Now the other member of this 1-2 punch is another hard pulling specimen that receives little pressure due the places where they normally reside. Striped bass are a welcome diversion for local fishermen during the winter and early spring. Many anglers only find these brutes on accident as they probe the river for redfish. It wasn’t until the last 5 years or so that we really got to pattern these fish and become proficient at catching them. Most of the ones we caught were strictly by accident while chunking crankbaits along the shorelines and at the mouths of the marsh drains while targeting redfish. The toughest ones by far to catch are the ones that suspend in the main river, any fish suspended is a tough target and these are just exactly that. By relying on good electronics anglers can position themselves and make a proper presentation by casting up current and allowing their bait to fall into the face of the fish.
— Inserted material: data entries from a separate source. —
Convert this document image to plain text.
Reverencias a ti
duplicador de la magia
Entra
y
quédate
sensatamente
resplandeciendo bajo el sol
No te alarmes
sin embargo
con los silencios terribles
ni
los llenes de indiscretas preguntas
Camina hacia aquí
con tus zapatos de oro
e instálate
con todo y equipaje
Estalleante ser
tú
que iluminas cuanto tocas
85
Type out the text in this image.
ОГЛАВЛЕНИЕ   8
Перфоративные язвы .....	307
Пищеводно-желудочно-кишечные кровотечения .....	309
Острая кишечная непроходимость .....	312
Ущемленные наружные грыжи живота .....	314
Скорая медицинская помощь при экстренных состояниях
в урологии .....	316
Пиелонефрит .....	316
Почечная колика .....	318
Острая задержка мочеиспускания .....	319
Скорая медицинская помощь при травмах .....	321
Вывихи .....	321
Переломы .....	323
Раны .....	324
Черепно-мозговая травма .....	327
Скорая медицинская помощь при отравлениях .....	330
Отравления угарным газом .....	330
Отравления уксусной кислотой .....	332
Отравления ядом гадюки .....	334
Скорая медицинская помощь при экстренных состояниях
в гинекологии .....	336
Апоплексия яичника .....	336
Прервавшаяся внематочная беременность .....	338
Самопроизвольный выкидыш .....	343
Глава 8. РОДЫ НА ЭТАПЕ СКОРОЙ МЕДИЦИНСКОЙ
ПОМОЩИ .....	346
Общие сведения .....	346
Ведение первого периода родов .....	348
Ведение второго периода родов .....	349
Another great option is to fish with a heavier jig or swim bait and fish vertically or slowly trolling over these suspended fish, freshwater anglers refer to the technique as “strolling”. The tried and true method of fishing live bait scores some big fish as well, live mullet, shad, or crawfish are tops on the list for options. All the techniques mentioned are great ways to catch stripers but there is no more exciting way to catch one than on a topwater plug. Occasionally the stripers will school up and break the surface making them ideal targets for a surface plug. The strikes are violent and are often by some really huge fish. Dickie Colburn and I found the stripers mixed in with speckled trout one day under the birds in the Sabine River of all places. All the trout were good fish but the stripers stole the show as they routinely ran off with line and gave a great fight. These fish love low light conditions so the overcast crummy days play right into their strength as they prowl around looking to ambush their next meal. I have spent some great days in less than desirable conditions with a smile on my face as these fish continued to crush my lure. For this time of the year there are few fish I would rather chase and still fewer who fight as well as the stripers do.
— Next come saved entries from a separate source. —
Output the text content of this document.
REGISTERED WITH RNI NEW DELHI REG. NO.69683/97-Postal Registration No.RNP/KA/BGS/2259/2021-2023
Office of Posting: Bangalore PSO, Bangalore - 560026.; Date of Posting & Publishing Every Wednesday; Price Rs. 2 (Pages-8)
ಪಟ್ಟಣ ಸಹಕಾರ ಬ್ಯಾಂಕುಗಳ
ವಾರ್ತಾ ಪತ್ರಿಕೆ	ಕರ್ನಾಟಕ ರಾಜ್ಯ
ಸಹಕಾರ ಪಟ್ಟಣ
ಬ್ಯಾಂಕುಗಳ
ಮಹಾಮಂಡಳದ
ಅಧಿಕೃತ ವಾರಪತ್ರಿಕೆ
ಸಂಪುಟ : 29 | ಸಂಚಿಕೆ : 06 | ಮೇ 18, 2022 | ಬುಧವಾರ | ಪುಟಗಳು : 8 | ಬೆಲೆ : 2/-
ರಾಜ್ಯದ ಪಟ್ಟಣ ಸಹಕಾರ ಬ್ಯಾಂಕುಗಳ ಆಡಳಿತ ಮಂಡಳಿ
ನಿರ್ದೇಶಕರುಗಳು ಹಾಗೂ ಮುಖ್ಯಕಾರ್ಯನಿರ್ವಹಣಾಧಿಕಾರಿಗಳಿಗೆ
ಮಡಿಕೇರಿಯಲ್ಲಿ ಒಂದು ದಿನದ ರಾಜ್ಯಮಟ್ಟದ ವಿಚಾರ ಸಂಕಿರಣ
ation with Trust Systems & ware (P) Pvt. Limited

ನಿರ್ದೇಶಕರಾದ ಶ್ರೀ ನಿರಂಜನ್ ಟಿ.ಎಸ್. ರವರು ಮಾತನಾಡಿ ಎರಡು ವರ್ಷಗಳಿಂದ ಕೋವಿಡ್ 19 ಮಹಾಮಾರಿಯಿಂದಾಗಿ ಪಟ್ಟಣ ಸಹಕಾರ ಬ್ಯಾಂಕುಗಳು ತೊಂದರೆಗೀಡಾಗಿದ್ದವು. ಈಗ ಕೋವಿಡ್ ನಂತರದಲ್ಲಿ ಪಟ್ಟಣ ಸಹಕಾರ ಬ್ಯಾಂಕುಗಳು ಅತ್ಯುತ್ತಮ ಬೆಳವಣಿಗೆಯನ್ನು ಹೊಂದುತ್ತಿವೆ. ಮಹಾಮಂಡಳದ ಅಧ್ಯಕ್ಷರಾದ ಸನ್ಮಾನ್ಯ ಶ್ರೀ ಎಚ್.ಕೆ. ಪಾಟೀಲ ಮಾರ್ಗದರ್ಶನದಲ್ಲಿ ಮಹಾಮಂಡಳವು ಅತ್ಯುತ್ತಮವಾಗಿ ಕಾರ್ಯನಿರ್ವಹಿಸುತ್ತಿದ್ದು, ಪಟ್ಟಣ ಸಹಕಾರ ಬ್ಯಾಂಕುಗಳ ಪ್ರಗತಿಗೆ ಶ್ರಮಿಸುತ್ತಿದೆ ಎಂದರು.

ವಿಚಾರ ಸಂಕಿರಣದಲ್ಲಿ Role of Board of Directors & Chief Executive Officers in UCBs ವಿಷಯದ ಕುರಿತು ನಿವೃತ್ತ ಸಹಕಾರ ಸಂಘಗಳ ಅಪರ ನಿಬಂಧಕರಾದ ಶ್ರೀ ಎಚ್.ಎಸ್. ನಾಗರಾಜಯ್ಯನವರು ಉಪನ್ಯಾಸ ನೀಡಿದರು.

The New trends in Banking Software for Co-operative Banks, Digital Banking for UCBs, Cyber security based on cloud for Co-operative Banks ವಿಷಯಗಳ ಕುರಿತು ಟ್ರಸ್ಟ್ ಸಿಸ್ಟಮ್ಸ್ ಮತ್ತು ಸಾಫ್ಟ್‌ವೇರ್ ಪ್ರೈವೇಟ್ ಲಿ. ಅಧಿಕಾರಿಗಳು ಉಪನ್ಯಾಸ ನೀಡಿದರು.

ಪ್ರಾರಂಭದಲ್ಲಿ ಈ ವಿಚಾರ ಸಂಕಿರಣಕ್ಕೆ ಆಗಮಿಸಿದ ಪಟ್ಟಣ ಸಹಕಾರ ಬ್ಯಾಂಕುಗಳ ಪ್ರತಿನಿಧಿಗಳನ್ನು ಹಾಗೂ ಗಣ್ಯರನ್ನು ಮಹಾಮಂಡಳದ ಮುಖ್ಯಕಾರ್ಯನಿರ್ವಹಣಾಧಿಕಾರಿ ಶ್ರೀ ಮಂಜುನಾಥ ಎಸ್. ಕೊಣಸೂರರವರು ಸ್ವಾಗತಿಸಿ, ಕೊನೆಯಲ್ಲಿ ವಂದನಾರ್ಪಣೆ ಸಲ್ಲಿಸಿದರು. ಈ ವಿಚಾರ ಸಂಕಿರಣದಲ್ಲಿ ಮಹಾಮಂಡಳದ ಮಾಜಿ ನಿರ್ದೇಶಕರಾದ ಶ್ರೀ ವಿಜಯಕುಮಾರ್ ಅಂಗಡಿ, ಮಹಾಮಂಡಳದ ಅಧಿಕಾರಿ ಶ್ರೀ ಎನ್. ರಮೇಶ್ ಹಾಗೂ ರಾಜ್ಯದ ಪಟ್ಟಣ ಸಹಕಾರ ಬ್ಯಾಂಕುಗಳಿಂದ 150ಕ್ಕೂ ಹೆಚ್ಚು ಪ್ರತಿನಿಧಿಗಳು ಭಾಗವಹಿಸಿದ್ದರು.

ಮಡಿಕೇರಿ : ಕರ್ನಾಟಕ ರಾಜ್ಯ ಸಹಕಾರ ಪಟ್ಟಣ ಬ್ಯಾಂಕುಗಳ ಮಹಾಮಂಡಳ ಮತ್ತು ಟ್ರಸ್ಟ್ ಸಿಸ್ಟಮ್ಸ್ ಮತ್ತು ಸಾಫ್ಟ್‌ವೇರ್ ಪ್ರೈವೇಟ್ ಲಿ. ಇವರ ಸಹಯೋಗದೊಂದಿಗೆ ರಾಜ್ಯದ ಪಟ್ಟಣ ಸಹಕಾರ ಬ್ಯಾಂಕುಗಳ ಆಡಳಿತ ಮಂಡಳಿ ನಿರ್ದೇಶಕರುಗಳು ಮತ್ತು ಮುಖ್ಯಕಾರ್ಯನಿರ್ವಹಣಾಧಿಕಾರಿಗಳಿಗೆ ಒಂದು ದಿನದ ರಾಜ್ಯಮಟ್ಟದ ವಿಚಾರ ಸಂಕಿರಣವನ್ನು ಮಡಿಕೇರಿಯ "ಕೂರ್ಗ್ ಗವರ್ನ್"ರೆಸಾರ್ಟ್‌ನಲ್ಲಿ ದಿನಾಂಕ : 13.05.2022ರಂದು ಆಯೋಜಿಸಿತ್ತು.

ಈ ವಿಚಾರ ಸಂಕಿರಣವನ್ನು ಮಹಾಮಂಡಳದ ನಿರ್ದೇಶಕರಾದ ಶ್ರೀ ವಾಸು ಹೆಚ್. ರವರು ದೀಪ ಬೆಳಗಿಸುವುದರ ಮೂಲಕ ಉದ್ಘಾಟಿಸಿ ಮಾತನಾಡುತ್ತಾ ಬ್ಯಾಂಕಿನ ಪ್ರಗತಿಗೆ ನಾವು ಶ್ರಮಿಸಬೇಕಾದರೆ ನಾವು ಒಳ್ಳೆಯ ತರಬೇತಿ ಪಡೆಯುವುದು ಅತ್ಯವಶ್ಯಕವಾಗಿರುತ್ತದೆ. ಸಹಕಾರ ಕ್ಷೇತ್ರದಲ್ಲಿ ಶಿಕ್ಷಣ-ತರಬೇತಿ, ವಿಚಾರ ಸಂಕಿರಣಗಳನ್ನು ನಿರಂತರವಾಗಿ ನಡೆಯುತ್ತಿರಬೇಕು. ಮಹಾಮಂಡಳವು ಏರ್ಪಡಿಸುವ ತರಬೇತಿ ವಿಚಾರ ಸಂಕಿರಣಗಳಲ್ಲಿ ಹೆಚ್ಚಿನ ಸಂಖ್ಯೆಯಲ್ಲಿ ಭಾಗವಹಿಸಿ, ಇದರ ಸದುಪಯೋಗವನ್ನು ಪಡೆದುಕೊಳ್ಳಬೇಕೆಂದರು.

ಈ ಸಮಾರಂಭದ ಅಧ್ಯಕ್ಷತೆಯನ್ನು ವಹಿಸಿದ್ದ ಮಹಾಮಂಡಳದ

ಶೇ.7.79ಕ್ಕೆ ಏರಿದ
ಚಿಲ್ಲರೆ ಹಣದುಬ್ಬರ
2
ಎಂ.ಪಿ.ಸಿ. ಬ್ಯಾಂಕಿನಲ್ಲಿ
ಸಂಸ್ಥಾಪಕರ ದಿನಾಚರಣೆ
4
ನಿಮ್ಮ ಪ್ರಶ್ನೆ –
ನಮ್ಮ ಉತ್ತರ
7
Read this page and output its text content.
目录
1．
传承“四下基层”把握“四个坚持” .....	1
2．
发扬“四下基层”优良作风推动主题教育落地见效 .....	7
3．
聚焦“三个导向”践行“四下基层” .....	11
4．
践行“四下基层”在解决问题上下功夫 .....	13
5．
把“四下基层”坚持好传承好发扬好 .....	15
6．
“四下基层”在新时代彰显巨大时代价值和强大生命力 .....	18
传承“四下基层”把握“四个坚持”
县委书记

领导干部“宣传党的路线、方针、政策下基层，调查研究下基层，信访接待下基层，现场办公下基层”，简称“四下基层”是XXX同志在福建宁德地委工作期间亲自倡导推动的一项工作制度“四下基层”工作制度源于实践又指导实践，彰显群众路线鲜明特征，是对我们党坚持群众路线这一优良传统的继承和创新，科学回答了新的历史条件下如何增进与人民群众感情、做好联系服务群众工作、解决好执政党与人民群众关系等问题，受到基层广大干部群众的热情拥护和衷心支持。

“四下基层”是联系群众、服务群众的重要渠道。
The striper and the black drum are not high on the “flashy” or “sexy” list but they rarely fail to impress those who catch them. The sheer size of these fish and the strength with which they pull can be a real eye opener, especially if you are one of those who dismiss these fish as inferior or not worthy of your time. I, along with a whole host of other anglers will be glad to tell you how much fun and challenging these fish are to catch. They are a tremendous option and alternative to fish you target everyday and can certainly provide you with plenty of excitement. In the coming weeks if you are looking for a challenge of different kind do yourself a favor and check out the winter 1-2 punch of black drum and striped bass, they just may surprise you.